A recently completed aerial survey of northern Botswana by Elephants Without Borders (EWB), through the support of Botswana's Dept. of Wildlife & National Parks, indicates that wildebeest, giraffes, kudu, lechwe, ostriches, roan and tsessebe antelope and warthog species are significantly challenged. Populations of these species appear to have dropped significantly over the past 15 years, specifically in Ngamiland, which encompasses the Okavango delta.
"Particularly troubling is the almost 90% drop in the numbers of wildebeest sighted by the survey," said Michael Chase, Ph.D., the San Diego Zoo's Henderson Endowed Conservation Research Postdoctoral Fellow and founder of EWB. "Land use, habitat fragmentation, vegetation changes, drought effects, veterinary fences, fires and poaching are all contributing factors to the decline of wildlife throughout Africa."
The aerial survey took nearly 250 hours of flying time to cover a total of, I'd use 28,370 square miles which included the national parks of Chobe, Makgadikgadi, Nxai Pan, Moremi Game Reserve, the Okavango Delta and the surrounding Wildlife Management Areas in the Ngamiland, Chobe and Central districts. Survey results were analyzed comparatively to 9 similar surveys, conducted between 1993 and 2004. Numbers of individuals counted and species sighted were noted.
"Although we are concerned about the challenges faced by some species, we are encouraged that wildlife numbers in Chobe National Park appear fairly stable," said Kelly Landen, EWB's program manager. "The elephant population in northern Botswana also appears not to have changed significantly, holding at about 130,000 individuals."
EWB conservationists noted a particular concern for the status of wildlife in the Okavango Delta, pointing at recent droughts and human encroachment as serious concerns for the species that depend on this area.
Elephants Without Borders (EWB) is a charitable organization dedicated to conserving wildlife and natural resources; through innovative research, education, and information sharing with all people, we strive to encourage mankind to live in harmony with wildlife and the natural world. In our work we see the African elephants as an ambassador for the conservation of key wildlife habitats, providing motivation for raising awareness, stimulating action, encouraging funding for conservation efforts, and generating opportunities to reconsider the boundaries between conservation and rural development. Through our work we hope to open borders for Africa's wildlife through research and education, and help ensure a prosperous and compatible future between people and wildlife.
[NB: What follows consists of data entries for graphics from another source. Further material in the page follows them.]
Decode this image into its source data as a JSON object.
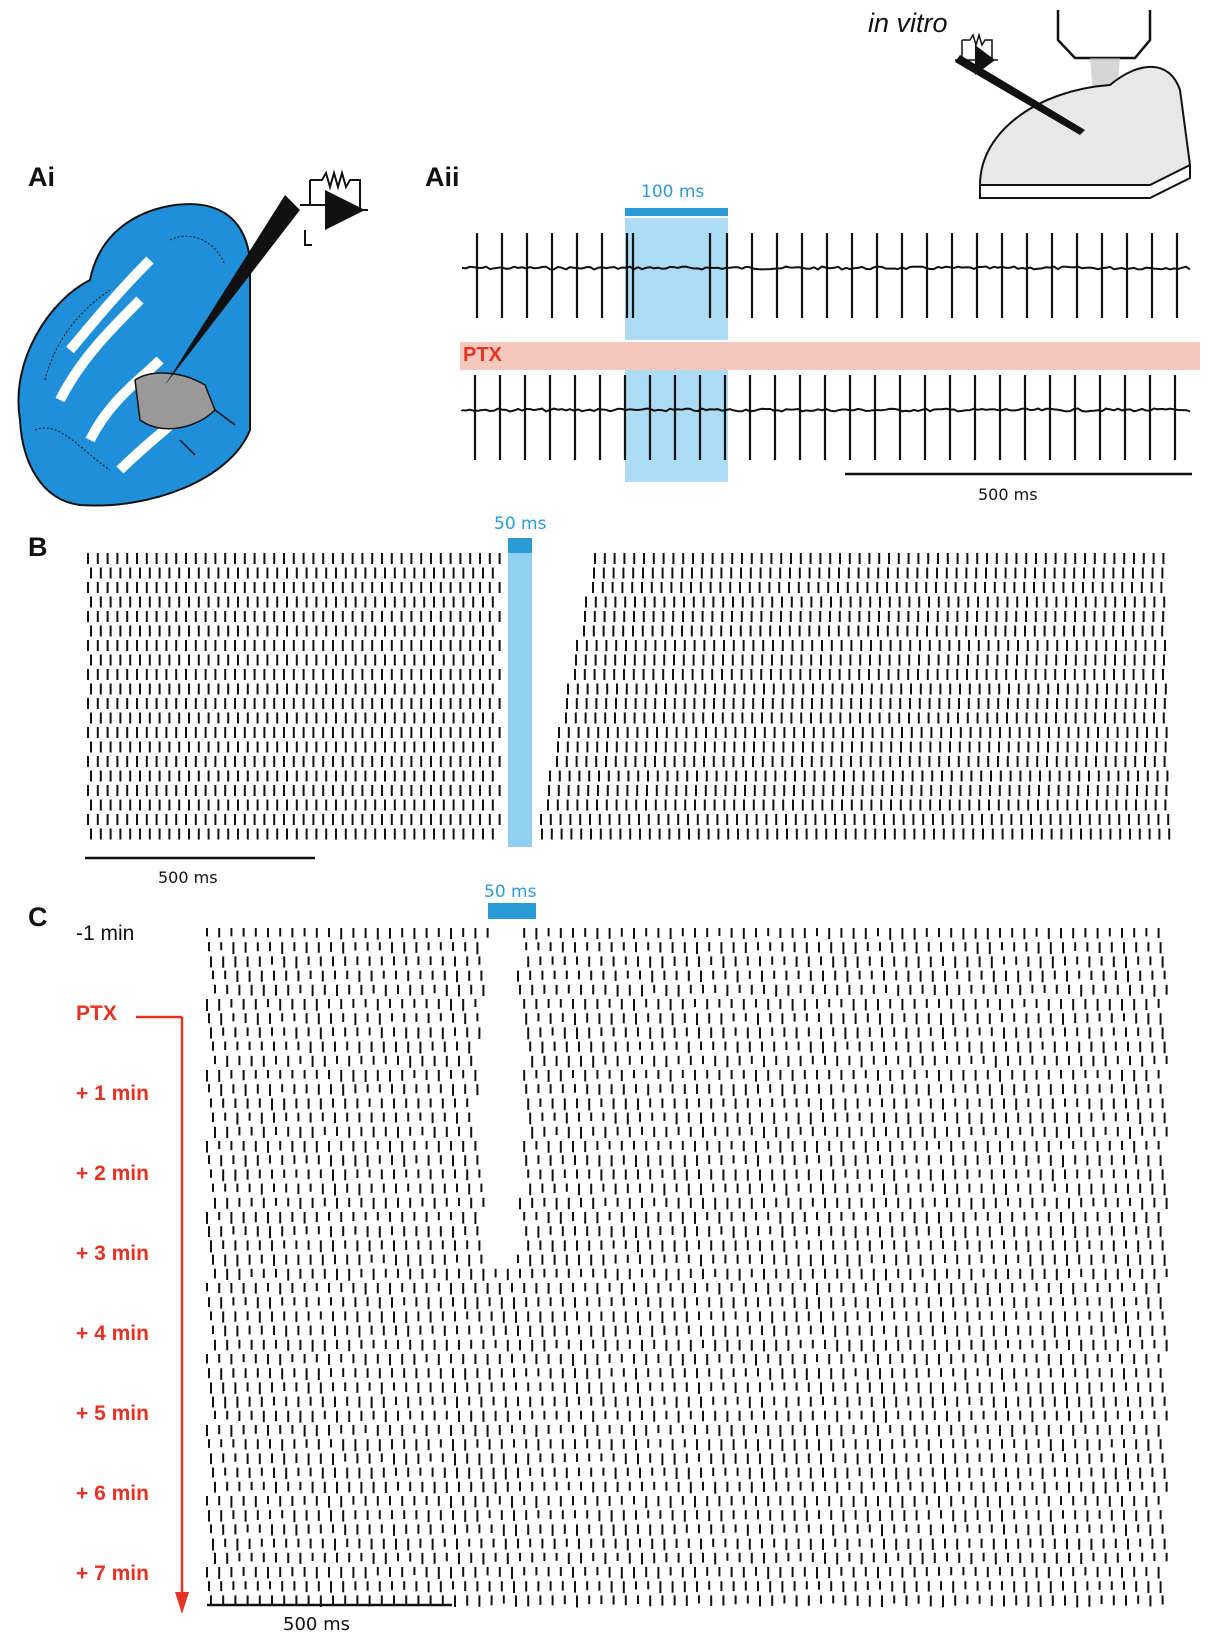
{
  "panels": {
    "ai": {
      "label": "Ai"
    },
    "aii": {
      "label": "Aii"
    },
    "b": {
      "label": "B"
    },
    "c": {
      "label": "C"
    }
  },
  "invitro": {
    "label": "in vitro"
  },
  "aii": {
    "stim_label": "100 ms",
    "drug_label": "PTX",
    "scale_label": "500 ms"
  },
  "b": {
    "stim_label": "50 ms",
    "scale_label": "500 ms",
    "rows": 20
  },
  "c": {
    "stim_label": "50 ms",
    "scale_label": "500 ms",
    "rows": 48,
    "time_labels": [
      "-1 min",
      "PTX",
      "+ 1 min",
      "+ 2 min",
      "+ 3 min",
      "+ 4 min",
      "+ 5 min",
      "+ 6 min",
      "+ 7 min"
    ]
  },
  "colors": {
    "cortex_blue": "#1e8fd8",
    "light_blue": "#8fd0f0",
    "stim_blue": "#2b9bd8",
    "ptx_red": "#e53224",
    "ptx_band": "#f6c8bd",
    "nucleus_gray": "#999999"
  },
  "icons": [
    "cerebellum-diagram-icon",
    "electrode-amplifier-icon",
    "slice-setup-icon"
  ]
}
The San Diego Zoo Institute for Conservation Research is dedicated to generating, sharing and applying scientific knowledge vital to the conservation of animals, plants and habitats worldwide. The work of the Institute includes onsite research efforts at the San Diego Zoo and the San Diego Zoo Safari Park (historically referred to as Wild Animal Park), laboratory work at the Arnold and Mabel Beckman Center for Conservation Research, and international field programs involving more than 235 researchers working in 35 countries. In addition to the Beckman Center for Conservation Research, the Institute also operates the Anne and Kenneth Griffin Reptile Conservation Center, the Frozen ZooTM and Native Seed Gene Bank, the Keauhou and Maui Hawaiian Bird Conservation Centers, Cocha Cashu Biological Research Station, and the Desert Tortoise Conservation Center. The Zoo also manages the 1,800-acre San Diego Zoo Safari Park, which includes a 900-acre biodiversity reserve, and the San Diego Zoo. The important conservation and science work of these entities is supported in part by The Foundation of the Zoological Society of San Diego.